This week is Social Media Week in NYC. A lot of people from different industries and organizations are participating in this event to share their thoughts and experiences about how social media influences their mission and targets through their presentations.
I participated in today's session which was about Girls Education and Women's Empowerment in Real World Social Networks. The main point was about how the lack of a proper educational system and adequate social networks can lead to poverty and financial issues in families and later on in a society.
There were three female speakers in the panel who have different experiences working on empowering women in developing countries like Bangladesh, Nicaragua, Peru, Mexico.
Christen Brandt, Director of International Operations at She's The First. Christen runs the international side of She’s the First, an organization that sponsors girls’ education in the developing world.
Lynne Patterson, Co-Founder of Pro Mujer. She serves as a Pro Mujer Ambassador throughout the United States and United Kingdom and is a key member of the organization’s Development and Communications team. They focus on child development, health and family planning.
Farzana Kashfi, Senior Manager, Education Program (Former), BRAC Bangladesh. Her work ranges from providing comprehensive support structure for rural adolescent girls to skills development through informal markets for urban youth in Bangladesh.
All of these programs focus on education for girls and how they can increase their social confidence and provide chances to make them financially independent and become a source of inspiration for other girls in their community and even for their family by giving a hand to increase the financial resources.
One of the considerable points about these programs is the idea of Peer to Peer strategy. A girl can be used as a single point to be a peer for several other girls and transfer the knowledge to them. Each of these girls can be another peer for many other girls later on and this process will be going on and will lead to a rapid growth for their community.
Women's Annex platform tries to combine education and social media by implementing the Afghan Development Project in Afghanistan, Central and South Asia by building Internet classrooms.
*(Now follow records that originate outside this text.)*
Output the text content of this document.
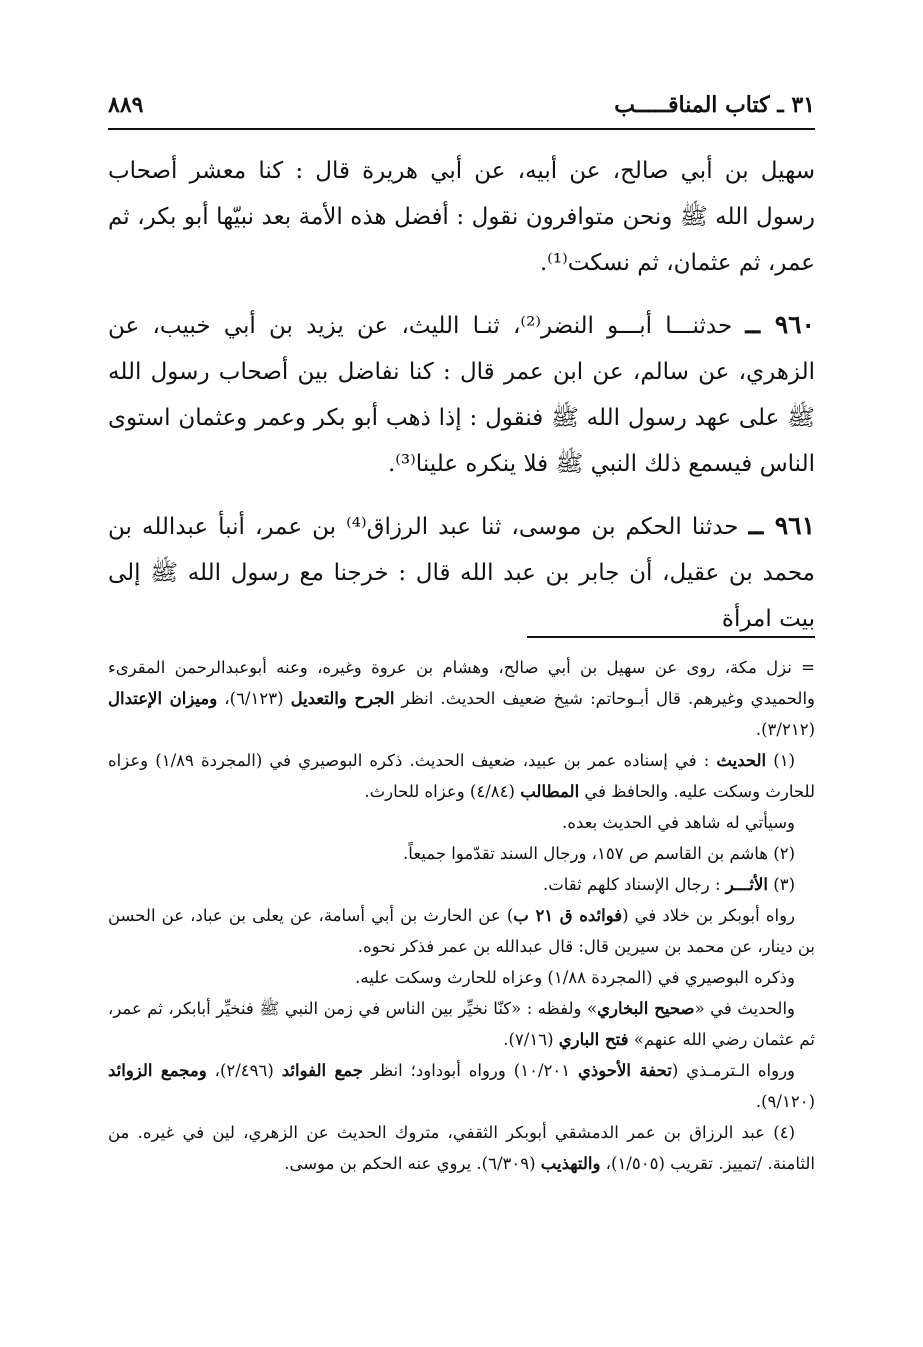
٣١ ـ كتاب المناقـــــب
٨٨٩

سهيل بن أبي صالح، عن أبيه، عن أبي هريرة قال : كنا معشر أصحاب رسول الله ﷺ ونحن متوافرون نقول : أفضل هذه الأمة بعد نبيّها أبو بكر، ثم عمر، ثم عثمان، ثم نسكت⁽¹⁾.

٩٦٠ ــ حدثنـــا أبـــو النضر⁽²⁾، ثنـا الليث، عن يزيد بن أبي خبيب، عن الزهري، عن سالم، عن ابن عمر قال : كنا نفاضل بين أصحاب رسول الله ﷺ على عهد رسول الله ﷺ فنقول : إذا ذهب أبو بكر وعمر وعثمان استوى الناس فيسمع ذلك النبي ﷺ فلا ينكره علينا⁽³⁾.

٩٦١ ــ حدثنا الحكم بن موسى، ثنا عبد الرزاق⁽⁴⁾ بن عمر، أنبأ عبدالله بن محمد بن عقيل، أن جابر بن عبد الله قال : خرجنا مع رسول الله ﷺ إلى بيت امرأة

= نزل مكة، روى عن سهيل بن أبي صالح، وهشام بن عروة وغيره، وعنه أبوعبدالرحمن المقرىء والحميدي وغيرهم. قال أبـوحاتم: شيخ ضعيف الحديث. انظر الجرح والتعديل (٦/١٢٣)، وميزان الإعتدال (٣/٢١٢).

(١) الحديث : في إسناده عمر بن عبيد، ضعيف الحديث. ذكره البوصيري في (المجردة ١/٨٩) وعزاه للحارث وسكت عليه. والحافظ في المطالب (٤/٨٤) وعزاه للحارث.

وسيأتي له شاهد في الحديث بعده.

(٢) هاشم بن القاسم ص ١٥٧، ورجال السند تقدّموا جميعاً.

(٣) الأثـــر : رجال الإسناد كلهم ثقات.

رواه أبوبكر بن خلاد في (فوائده ق ٢١ ب) عن الحارث بن أبي أسامة، عن يعلى بن عباد، عن الحسن بن دينار، عن محمد بن سيرين قال: قال عبدالله بن عمر فذكر نحوه.

وذكره البوصيري في (المجردة ١/٨٨) وعزاه للحارث وسكت عليه.

والحديث في «صحيح البخاري» ولفظه : «كنّا نخيِّر بين الناس في زمن النبي ﷺ فنخيِّر أبابكر، ثم عمر، ثم عثمان رضي الله عنهم» فتح الباري (٧/١٦).

ورواه الـترمـذي (تحفة الأحوذي ١٠/٢٠١) ورواه أبوداود؛ انظر جمع الفوائد (٢/٤٩٦)، ومجمع الزوائد (٩/١٢٠).

(٤) عبد الرزاق بن عمر الدمشقي أبوبكر الثقفي، متروك الحديث عن الزهري، لين في غيره. من الثامنة. /تمييز. تقريب (١/٥٠٥)، والتهذيب (٦/٣٠٩). يروي عنه الحكم بن موسى.
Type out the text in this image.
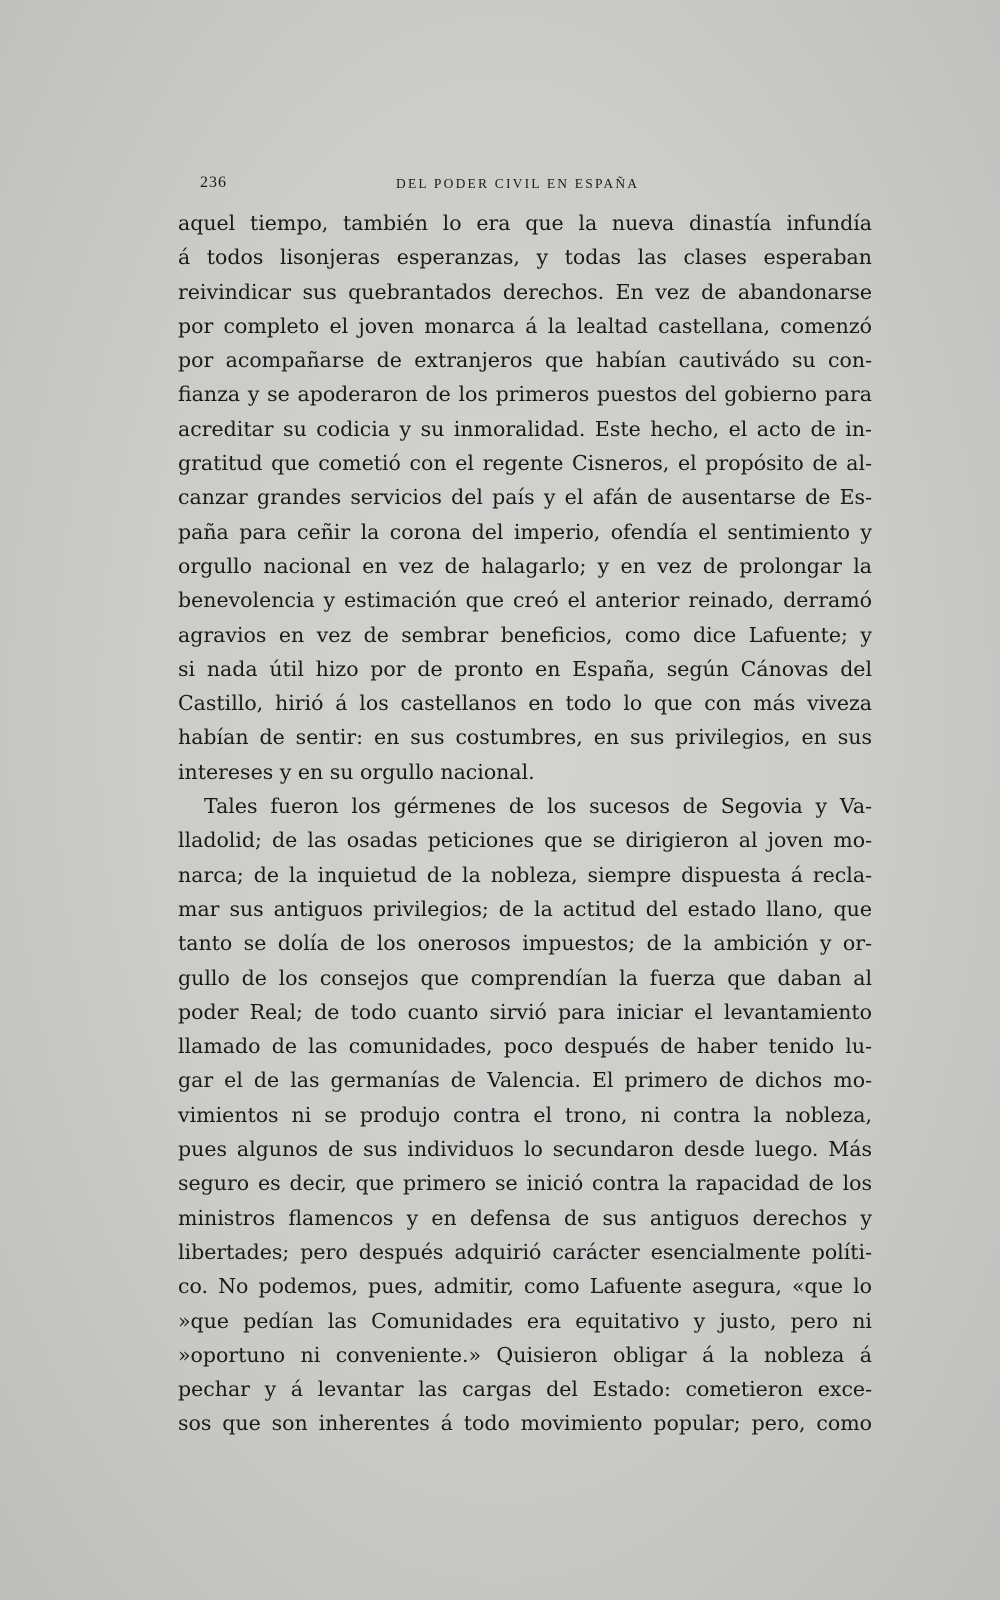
236	DEL PODER CIVIL EN ESPAÑA
aquel tiempo, también lo era que la nueva dinastía infundía
á todos lisonjeras esperanzas, y todas las clases esperaban
reivindicar sus quebrantados derechos. En vez de abandonarse
por completo el joven monarca á la lealtad castellana, comenzó
por acompañarse de extranjeros que habían cautivádo su con-
fianza y se apoderaron de los primeros puestos del gobierno para
acreditar su codicia y su inmoralidad. Este hecho, el acto de in-
gratitud que cometió con el regente Cisneros, el propósito de al-
canzar grandes servicios del país y el afán de ausentarse de Es-
paña para ceñir la corona del imperio, ofendía el sentimiento y
orgullo nacional en vez de halagarlo; y en vez de prolongar la
benevolencia y estimación que creó el anterior reinado, derramó
agravios en vez de sembrar beneficios, como dice Lafuente; y
si nada útil hizo por de pronto en España, según Cánovas del
Castillo, hirió á los castellanos en todo lo que con más viveza
habían de sentir: en sus costumbres, en sus privilegios, en sus
intereses y en su orgullo nacional.
Tales fueron los gérmenes de los sucesos de Segovia y Va-
lladolid; de las osadas peticiones que se dirigieron al joven mo-
narca; de la inquietud de la nobleza, siempre dispuesta á recla-
mar sus antiguos privilegios; de la actitud del estado llano, que
tanto se dolía de los onerosos impuestos; de la ambición y or-
gullo de los consejos que comprendían la fuerza que daban al
poder Real; de todo cuanto sirvió para iniciar el levantamiento
llamado de las comunidades, poco después de haber tenido lu-
gar el de las germanías de Valencia. El primero de dichos mo-
vimientos ni se produjo contra el trono, ni contra la nobleza,
pues algunos de sus individuos lo secundaron desde luego. Más
seguro es decir, que primero se inició contra la rapacidad de los
ministros flamencos y en defensa de sus antiguos derechos y
libertades; pero después adquirió carácter esencialmente políti-
co. No podemos, pues, admitir, como Lafuente asegura, «que lo
»que pedían las Comunidades era equitativo y justo, pero ni
»oportuno ni conveniente.» Quisieron obligar á la nobleza á
pechar y á levantar las cargas del Estado: cometieron exce-
sos que son inherentes á todo movimiento popular; pero, como
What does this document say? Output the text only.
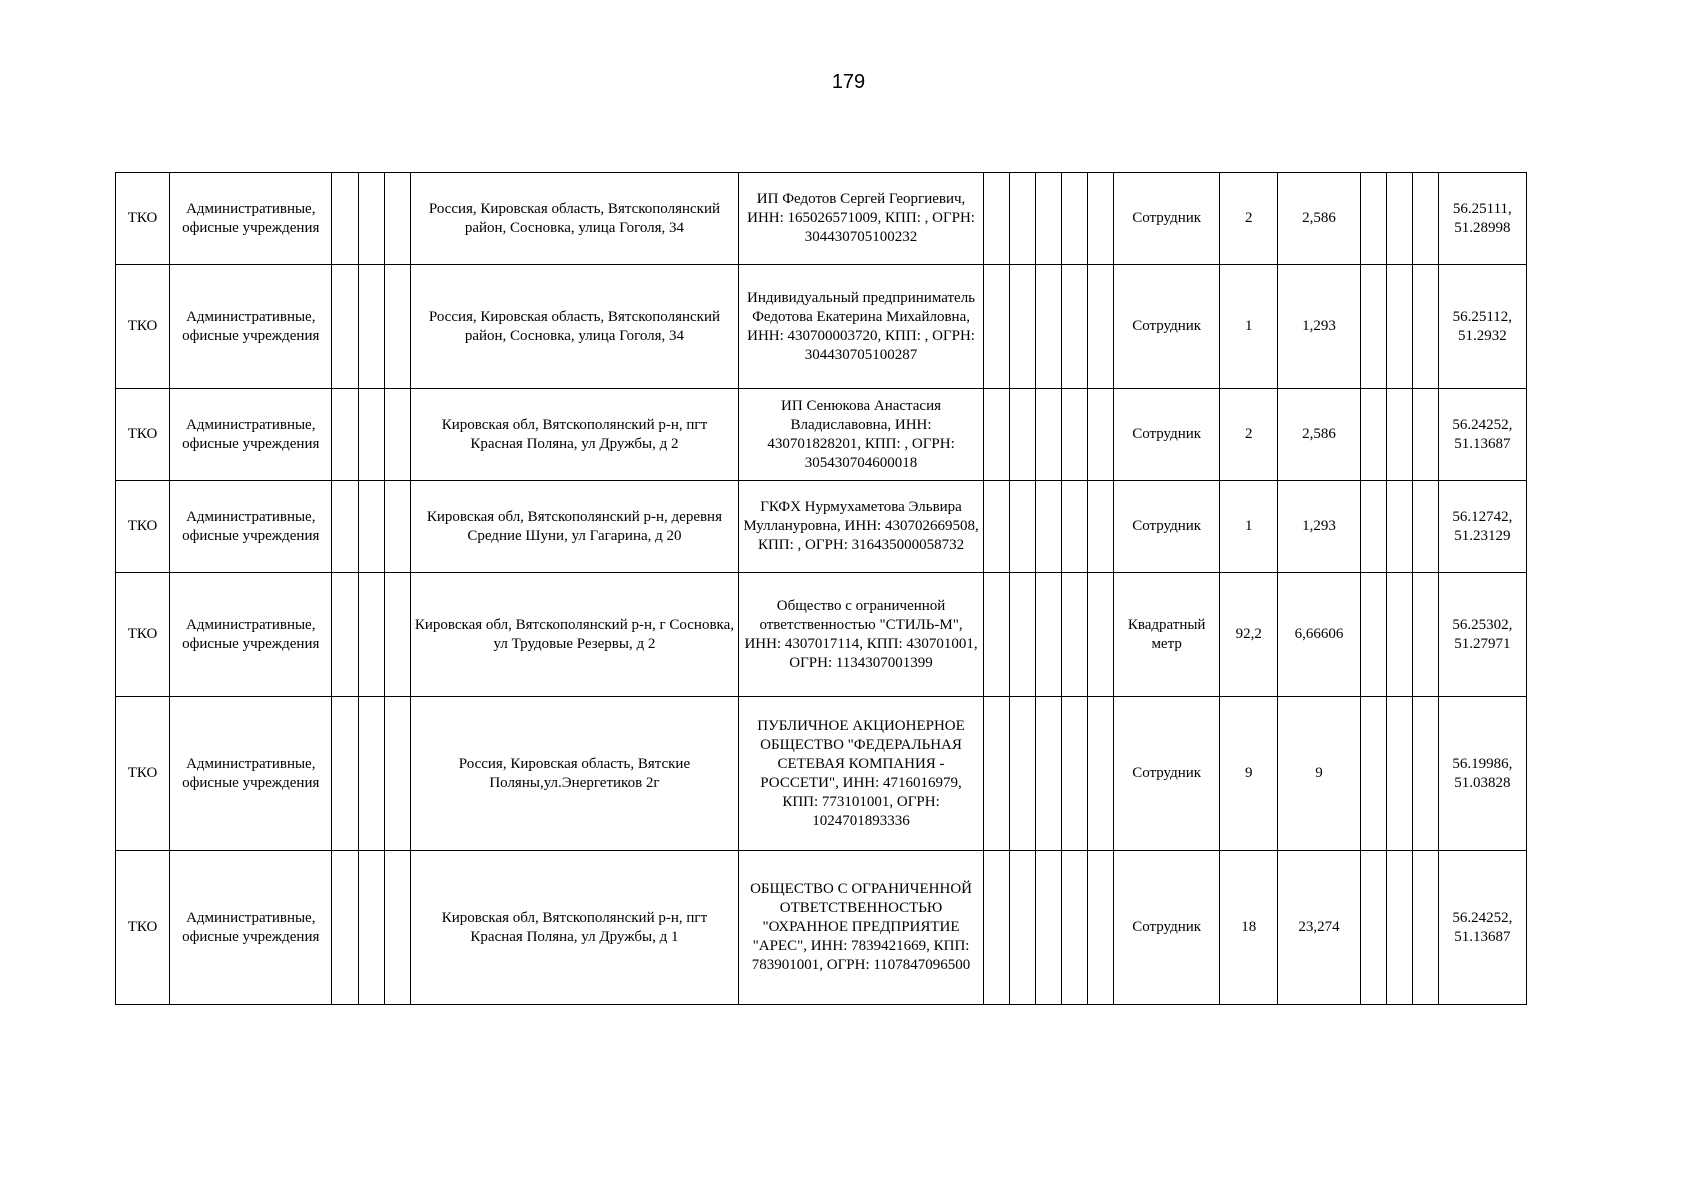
179
ТКО	Административные, офисные учреждения				Россия, Кировская область, Вятскополянский район, Сосновка, улица Гоголя, 34	ИП Федотов Сергей Георгиевич, ИНН: 165026571009, КПП: , ОГРН: 304430705100232						Сотрудник	2	2,586				56.25111, 51.28998
ТКО	Административные, офисные учреждения				Россия, Кировская область, Вятскополянский район, Сосновка, улица Гоголя, 34	Индивидуальный предприниматель Федотова Екатерина Михайловна, ИНН: 430700003720, КПП: , ОГРН: 304430705100287						Сотрудник	1	1,293				56.25112, 51.2932
ТКО	Административные, офисные учреждения				Кировская обл, Вятскополянский р-н, пгт Красная Поляна, ул Дружбы, д 2	ИП Сенюкова Анастасия Владиславовна, ИНН: 430701828201, КПП: , ОГРН: 305430704600018						Сотрудник	2	2,586				56.24252, 51.13687
ТКО	Административные, офисные учреждения				Кировская обл, Вятскополянский р-н, деревня Средние Шуни, ул Гагарина, д 20	ГКФХ Нурмухаметова Эльвира Муллануровна, ИНН: 430702669508, КПП: , ОГРН: 316435000058732						Сотрудник	1	1,293				56.12742, 51.23129
ТКО	Административные, офисные учреждения				Кировская обл, Вятскополянский р-н, г Сосновка, ул Трудовые Резервы, д 2	Общество с ограниченной ответственностью "СТИЛЬ-М", ИНН: 4307017114, КПП: 430701001, ОГРН: 1134307001399						Квадратный метр	92,2	6,66606				56.25302, 51.27971
ТКО	Административные, офисные учреждения				Россия, Кировская область, Вятские Поляны,ул.Энергетиков 2г	ПУБЛИЧНОЕ АКЦИОНЕРНОЕ ОБЩЕСТВО "ФЕДЕРАЛЬНАЯ СЕТЕВАЯ КОМПАНИЯ - РОССЕТИ", ИНН: 4716016979, КПП: 773101001, ОГРН: 1024701893336						Сотрудник	9	9				56.19986, 51.03828
ТКО	Административные, офисные учреждения				Кировская обл, Вятскополянский р-н, пгт Красная Поляна, ул Дружбы, д 1	ОБЩЕСТВО С ОГРАНИЧЕННОЙ ОТВЕТСТВЕННОСТЬЮ "ОХРАННОЕ ПРЕДПРИЯТИЕ "АРЕС", ИНН: 7839421669, КПП: 783901001, ОГРН: 1107847096500						Сотрудник	18	23,274				56.24252, 51.13687
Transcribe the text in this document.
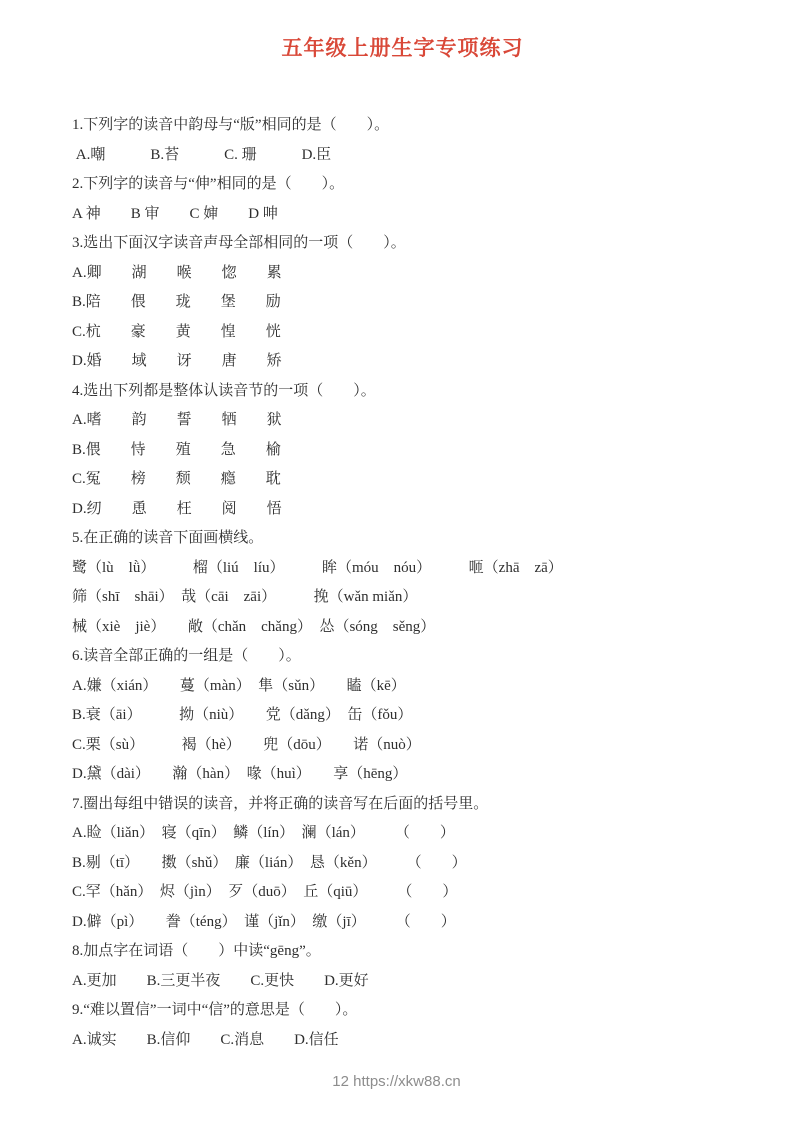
五年级上册生字专项练习
1.下列字的读音中韵母与“版”相同的是（　　）。
A.嘲　　　B.苔　　　C. 珊　　　D.臣
2.下列字的读音与“伸”相同的是（　　）。
A 神　　B 审　　C 婶　　D 呻
3.选出下面汉字读音声母全部相同的一项（　　）。
A.卿　　湖　　喉　　惚　　累
B.陪　　偎　　珑　　堡　　励
C.杭　　豪　　黄　　惶　　恍
D.婚　　域　　讶　　唐　　矫
4.选出下列都是整体认读音节的一项（　　）。
A.嗜　　韵　　誓　　牺　　狱
B.偎　　恃　　殖　　急　　榆
C.冤　　榜　　颓　　瘾　　耽
D.纫　　恿　　枉　　阅　　悟
5.在正确的读音下面画横线。
鹭（lù　lǜ）　　　榴（liú　líu）　　　眸（móu　nóu）　　　咂（zhā　zā）
筛（shī　shāi）　哉（cāi　zāi）　　　挽（wǎn miǎn）
械（xiè　jiè）　　敞（chǎn　chǎng）　怂（sóng　sěng）
6.读音全部正确的一组是（　　）。
A.嫌（xián）　　蔓（màn）　隼（sǔn）　　瞌（kē）
B.衰（āi）　　　拗（niù）　　党（dǎng）　缶（fǒu）
C.栗（sù）　　　褐（hè）　　兜（dōu）　　诺（nuò）
D.黛（dài）　　瀚（hàn）　喙（huì）　　享（hēng）
7.圈出每组中错误的读音，并将正确的读音写在后面的括号里。
A.睑（liǎn）　寝（qīn）　鳞（lín）　澜（lán）　　　（　　）
B.剔（tī）　　擞（shǔ）　廉（lián）　恳（kěn）　　　（　　）
C.罕（hǎn）　烬（jìn）　歹（duō）　丘（qiū）　　　（　　）
D.僻（pì）　　誊（téng）　谨（jǐn）　缴（jī）　　　（　　）
8.加点字在词语（　　）中读“gēng”。
A.更加　　B.三更半夜　　C.更快　　D.更好
9.“难以置信”一词中“信”的意思是（　　）。
A.诚实　　B.信仰　　C.消息　　D.信任
12 https://xkw88.cn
Our goal is to establish 40 Internet classrooms in Herat, Afghanistan by targeting 160,000 students. Beside the Internet, we provide an online educational software "Examer", an interactive platform that helps students to pass tests in a digital format. It also includes a social media curriculum which introduces the concept of social and digital communication to the students, especially girls, to create profiles in social networking platforms and start sharing their thoughts and stories with others around the world.
The main philosophy behind this project is to help girls and women in developing countries be more financial independent. Micro scholarship is the way we implement our initiative in Afghanistan. The students will be paid based on their digital activities, which is writing blogs on Film Annex platform, and also on their grades in school. This is implemented by a mobile money payment system, which is currently used in Afghanistan, especially in the banking industry and is one of USAID's projects in Afghanistan.
Building Internet classrooms improves the educational system in Afghanistan. Adding a social and digital curriculum lets girls establish relationships globally and build their confidence. Using mobile money payment helps them take steps towards financial independence and that is what we are doing withWomen's Annex. It is called Women Empowerment in Afghanistan, Central and South Asia.